Der Roman von Schwarz-Bart dreht sich gegen Mitte des Buches dann zunehmend nur noch um die Geschichte von Erni Levy, der als Letzter der Gerechten den Abtransport seiner Familie und seiner Geliebten durch die Nazis miterlebt und Buße tut, indem er sich selbst in ein Ghetto und Konzentrationslager einschleusen lässt, um letztere zu finden. Gelungen war das Bild des Zuges, in dem alle bereits Verstorbenen und Ermordeten sitzen und bedauern, dass er sich zu ihnen gesellt. Hier hätte der Roman meiner Ansicht nach auch gerne enden können, um als Meisterwerk zu gelten. Jedoch dehnt Schwarz-Bart das Leiden bis ins schmerzliche Detail noch weiter aus, mit dem Traum eines Wiedersehens nach dem Tod. Ein schöner Satz, der haften blieb, sei hier noch einmal festgehalten:
"Es lebe die Demokratie, riefen die Demokratien."

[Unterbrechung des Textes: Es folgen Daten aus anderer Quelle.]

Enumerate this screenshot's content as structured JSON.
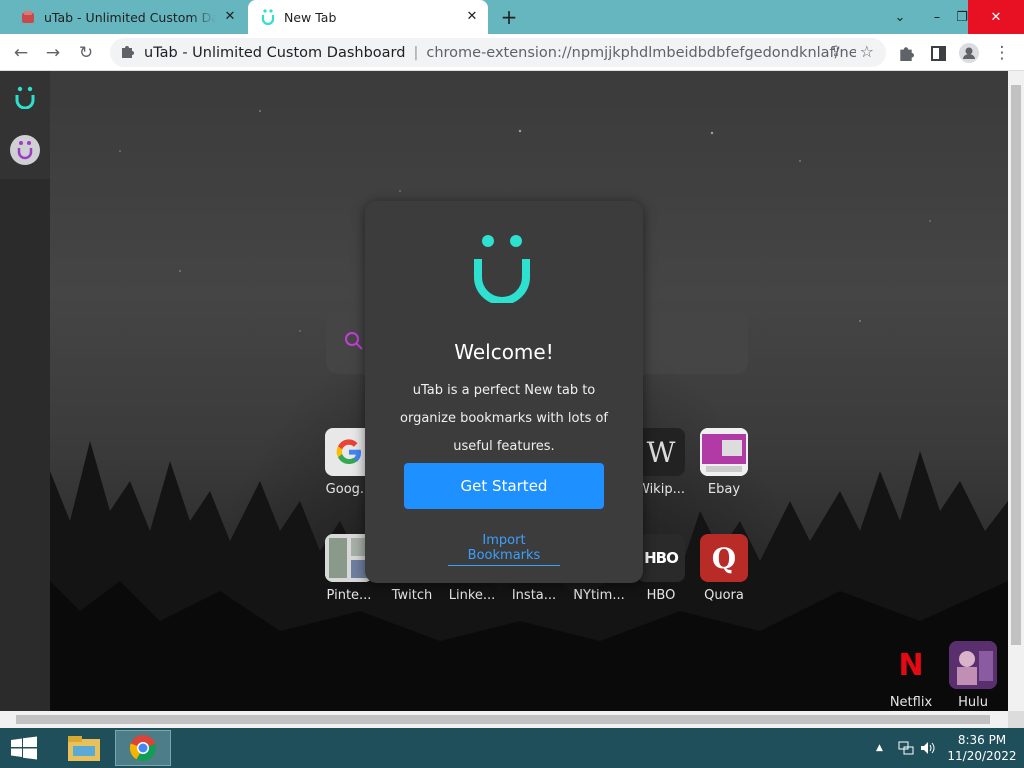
{
  "tabs": [
    {
      "title": "uTab - Unlimited Custom Dashboard"
    },
    {
      "title": "New Tab"
    }
  ],
  "window_controls": {
    "minimize": "⌄",
    "restore": "❐",
    "close": "✕"
  },
  "toolbar": {
    "omnibox_host": "uTab - Unlimited Custom Dashboard",
    "omnibox_url": "chrome-extension://npmjjkphdlmbeidbdbfefgedondknlaf/newtab.ht..."
  },
  "modal": {
    "title": "Welcome!",
    "description": "uTab is a perfect New tab to organize bookmarks with lots of useful features.",
    "primary_button": "Get Started",
    "secondary_link": "Import Bookmarks"
  },
  "shortcuts_row1": [
    {
      "label": "Goog...",
      "icon": "google-icon"
    },
    {
      "label": "Wikip...",
      "icon": "wikipedia-icon"
    },
    {
      "label": "Ebay",
      "icon": "ebay-icon"
    }
  ],
  "shortcuts_row2": [
    {
      "label": "Pinte...",
      "icon": "pinterest-icon"
    },
    {
      "label": "Twitch",
      "icon": "twitch-icon"
    },
    {
      "label": "Linke...",
      "icon": "linkedin-icon"
    },
    {
      "label": "Insta...",
      "icon": "instagram-icon"
    },
    {
      "label": "NYtim...",
      "icon": "nytimes-icon"
    },
    {
      "label": "HBO",
      "icon": "hbo-icon"
    },
    {
      "label": "Quora",
      "icon": "quora-icon"
    }
  ],
  "corner_shortcuts": [
    {
      "label": "Netflix",
      "icon": "netflix-icon"
    },
    {
      "label": "Hulu",
      "icon": "hulu-icon"
    }
  ],
  "taskbar": {
    "time": "8:36 PM",
    "date": "11/20/2022"
  },
  "colors": {
    "accent_teal": "#2ee0d0",
    "button_blue": "#1e90ff",
    "link_blue": "#3aa0ff",
    "tabbar": "#66b6bf"
  }
}
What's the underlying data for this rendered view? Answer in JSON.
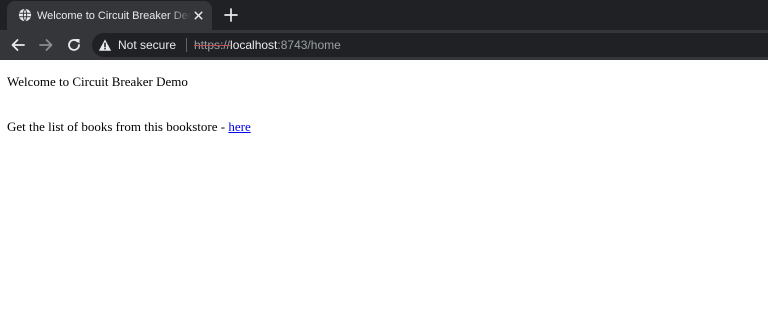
{
  "browser": {
    "tab": {
      "title": "Welcome to Circuit Breaker Demo",
      "favicon": "globe-icon",
      "close_icon": "close-icon"
    },
    "new_tab_icon": "plus-icon",
    "toolbar": {
      "back_icon": "back-arrow-icon",
      "forward_icon": "forward-arrow-icon",
      "reload_icon": "reload-icon"
    },
    "address_bar": {
      "security_icon": "warning-icon",
      "security_label": "Not secure",
      "url_scheme": "https://",
      "url_host": "localhost",
      "url_rest": ":8743/home"
    },
    "colors": {
      "tabstrip_bg": "#202124",
      "toolbar_bg": "#35363a",
      "omnibox_bg": "#202124",
      "link": "#0000ee"
    }
  },
  "page": {
    "heading": "Welcome to Circuit Breaker Demo",
    "books_text": "Get the list of books from this bookstore - ",
    "books_link": "here"
  }
}
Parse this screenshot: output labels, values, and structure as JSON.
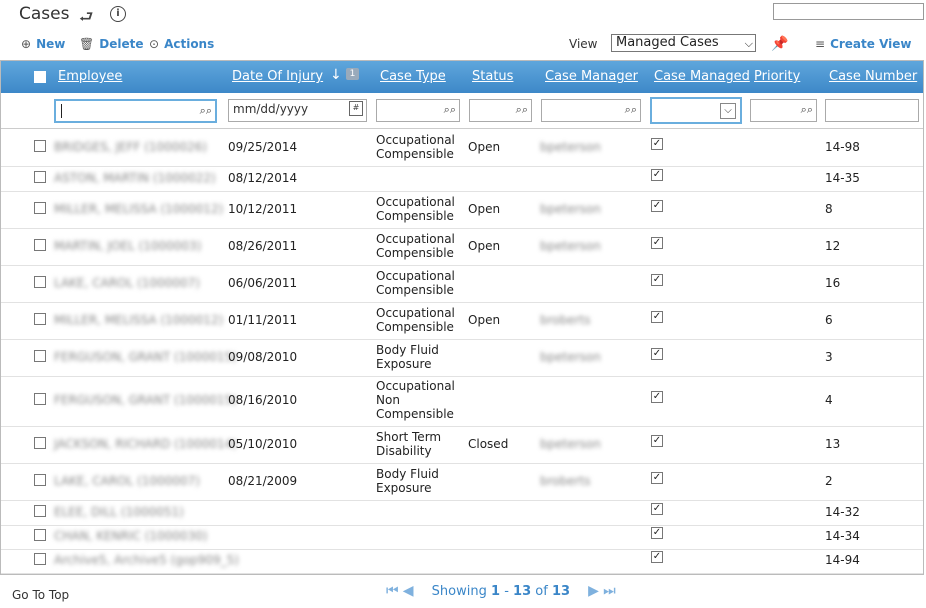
{
  "page": {
    "title": "Cases"
  },
  "toolbar": {
    "new_label": "New",
    "delete_label": "Delete",
    "actions_label": "Actions",
    "view_label": "View",
    "view_selected": "Managed Cases",
    "create_view_label": "Create View"
  },
  "columns": [
    {
      "label": "Employee"
    },
    {
      "label": "Date Of Injury"
    },
    {
      "label": "Case Type"
    },
    {
      "label": "Status"
    },
    {
      "label": "Case Manager"
    },
    {
      "label": "Case Managed"
    },
    {
      "label": "Priority"
    },
    {
      "label": "Case Number"
    }
  ],
  "sort": {
    "badge": "1"
  },
  "filters": {
    "date_placeholder": "mm/dd/yyyy"
  },
  "rows": [
    {
      "employee": "BRIDGES, JEFF (1000026)",
      "date": "09/25/2014",
      "type": [
        "Occupational",
        "Compensible"
      ],
      "status": "Open",
      "manager": "bpeterson",
      "number": "14-98"
    },
    {
      "employee": "ASTON, MARTIN (1000022)",
      "date": "08/12/2014",
      "type": [],
      "status": "",
      "manager": "",
      "number": "14-35"
    },
    {
      "employee": "MILLER, MELISSA (1000012)",
      "date": "10/12/2011",
      "type": [
        "Occupational",
        "Compensible"
      ],
      "status": "Open",
      "manager": "bpeterson",
      "number": "8"
    },
    {
      "employee": "MARTIN, JOEL (1000003)",
      "date": "08/26/2011",
      "type": [
        "Occupational",
        "Compensible"
      ],
      "status": "Open",
      "manager": "bpeterson",
      "number": "12"
    },
    {
      "employee": "LAKE, CAROL (1000007)",
      "date": "06/06/2011",
      "type": [
        "Occupational",
        "Compensible"
      ],
      "status": "",
      "manager": "",
      "number": "16"
    },
    {
      "employee": "MILLER, MELISSA (1000012)",
      "date": "01/11/2011",
      "type": [
        "Occupational",
        "Compensible"
      ],
      "status": "Open",
      "manager": "broberts",
      "number": "6"
    },
    {
      "employee": "FERGUSON, GRANT (1000015)",
      "date": "09/08/2010",
      "type": [
        "Body Fluid",
        "Exposure"
      ],
      "status": "",
      "manager": "bpeterson",
      "number": "3"
    },
    {
      "employee": "FERGUSON, GRANT (1000015)",
      "date": "08/16/2010",
      "type": [
        "Occupational",
        "Non",
        "Compensible"
      ],
      "status": "",
      "manager": "",
      "number": "4"
    },
    {
      "employee": "JACKSON, RICHARD (1000014)",
      "date": "05/10/2010",
      "type": [
        "Short Term",
        "Disability"
      ],
      "status": "Closed",
      "manager": "bpeterson",
      "number": "13"
    },
    {
      "employee": "LAKE, CAROL (1000007)",
      "date": "08/21/2009",
      "type": [
        "Body Fluid",
        "Exposure"
      ],
      "status": "",
      "manager": "broberts",
      "number": "2"
    },
    {
      "employee": "ELEE, DILL (1000051)",
      "date": "",
      "type": [],
      "status": "",
      "manager": "",
      "number": "14-32"
    },
    {
      "employee": "CHAN, KENRIC (1000030)",
      "date": "",
      "type": [],
      "status": "",
      "manager": "",
      "number": "14-34"
    },
    {
      "employee": "Archive5, Archive5 (gop909_5)",
      "date": "",
      "type": [],
      "status": "",
      "manager": "",
      "number": "14-94"
    }
  ],
  "footer": {
    "go_to_top": "Go To Top",
    "showing_prefix": "Showing",
    "range_start": "1",
    "range_sep": "-",
    "range_end": "13",
    "of": "of",
    "total": "13"
  }
}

Eines der bemerkenswerten Bücher aus meinem Favoriten-Regal ist "Das Café der Verrückten" von Felipe Alfau, auf Englisch lautet der Titel "Locos". (Witzigerweise war das damals ein Buch aus dem umfangreichen Bücherpaket, das ich als Gewinn für eine eingesandte Story bei einem Kurzgeschichten-Wettbewerb erhielt. Ich weiß nicht, ob ich diesen hervorragenden Schriftsteller auch ohne das entdeckt hätte.) Im Buch kreieren Schriftsteller und Figuren ein spannendes Wechselspiel und ergänzen einander insoweit, dass sich oftmals die Erzählebenen verändern, die Figuren auch ganz plötzlich lebendig werden, ihrer Geschichte entkommen und diese nach Gutdünken weiterschreiben bzw. erzählen, während der Autor anderes zu tun hat und am Ende alles wieder ordnen muss. Natürlich kann es auch passieren, dass Alfau selbst zur Figur wird. Das Buch ist unbeschreiblich, nicht nur in den verspielten Stories und in den zusammenhängenden Hinweisen, sondern auch in der Vertiefung der psychologischen Vorgänge, die bis in eine Angst vor dem Frühling reichen, der den Tod symbolisiert und das Leben durch diese Angst zu einer inneren Hölle macht.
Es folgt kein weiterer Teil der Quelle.